Certains parlent de «signaux faibles», manière de dire que oui, il faut être vigilant, tout en relativisant l’inquiétude. Ces signaux faibles ? Des inscriptions antisémites sur les murs d’une université à Rennes. Ce coup de poing dont ont été victimes des militants syndicaux à Lorient. Cette descente de nervis dans un festival antifa à Saint-Brieuc. Ou encore ce défilé en plein jour dans les rues de Rennes d’une trentaine de militants d’extrême droite radicaux, cagoulés, quelques jours après le drame de Crépol. A Callac, le signal est devenu fort quand la mairie, sous la pression d’une campagne orchestrée par l’extrême droite, a annoncé renoncer à l’implantation d’un centre d’accueil pour migrants.
Ces actes violents, ces tentatives d’intimidation sont assez fréquents pour considérer que la Bretagne est un territoire symbolique de la poussée, de moins en moins décomplexée, de groupuscules radicaux d’extrême droite. Symbolique car les quatre départements bretons, avec bien sûr des nuances et des particularismes locaux, ont longtemps été considérés comme réfractaires aux thèses de l’extrême droite. Electoralement, cette exception bretonne persiste, mais s’érode année après année. Le score du RN reste plus faible qu’au niveau national, mais il progresse.

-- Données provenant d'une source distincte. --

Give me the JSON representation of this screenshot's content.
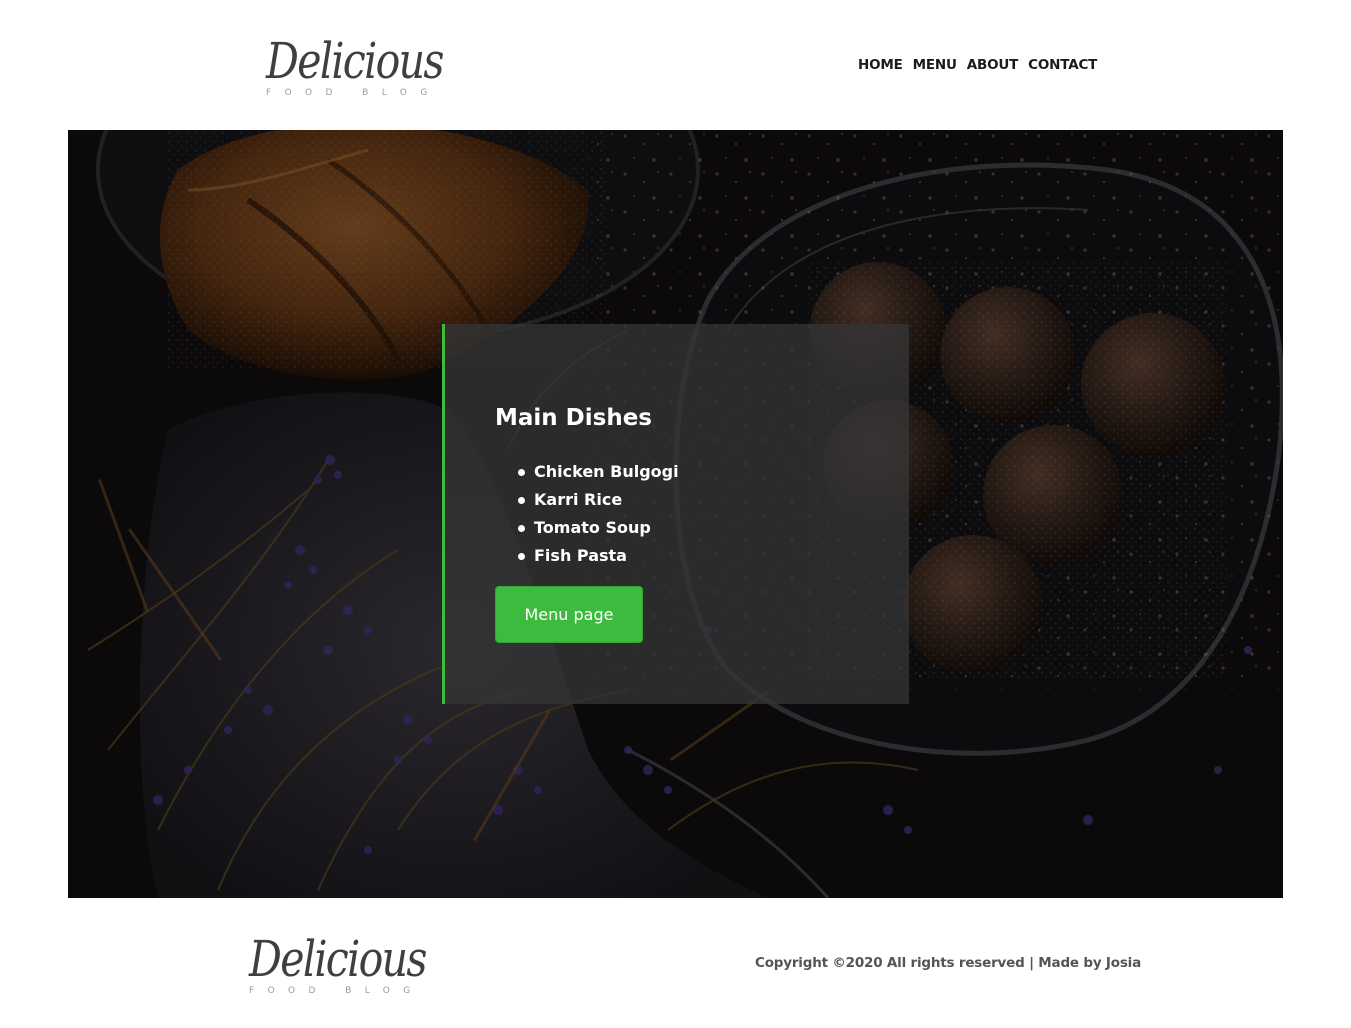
{
  "header": {
    "logo": {
      "word": "Delicious",
      "tagline": "FOOD BLOG"
    },
    "nav": [
      {
        "label": "HOME"
      },
      {
        "label": "MENU"
      },
      {
        "label": "ABOUT"
      },
      {
        "label": "CONTACT"
      }
    ]
  },
  "hero": {
    "title": "Main Dishes",
    "dishes": [
      "Chicken Bulgogi",
      "Karri Rice",
      "Tomato Soup",
      "Fish Pasta"
    ],
    "button_label": "Menu page",
    "accent_color": "#3dbb3f"
  },
  "footer": {
    "logo": {
      "word": "Delicious",
      "tagline": "FOOD BLOG"
    },
    "copyright": "Copyright ©2020 All rights reserved | Made by Josia"
  }
}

L’identité longtemps démocrate-chrétienne de la région, où la gauche s’est installée à partir de la fin des années 70, forte par ailleurs d’un tissu associatif et culturel hors norme, ne peut en tout cas plus servir de bouclier. D’aucuns se rassurent en considérant que c’est précisément parce que la Bretagne est une terre de résistance électorale à l’extrême droite que ces groupuscules radicaux multiplient les actions violentes. Nous préférons y voir une preuve supplémentaire des dangers de l’offensive réactionnaire à l’œuvre au niveau national. Pour la plus grande satisfaction, sans doute, du milliardaire local, Vincent Bolloré.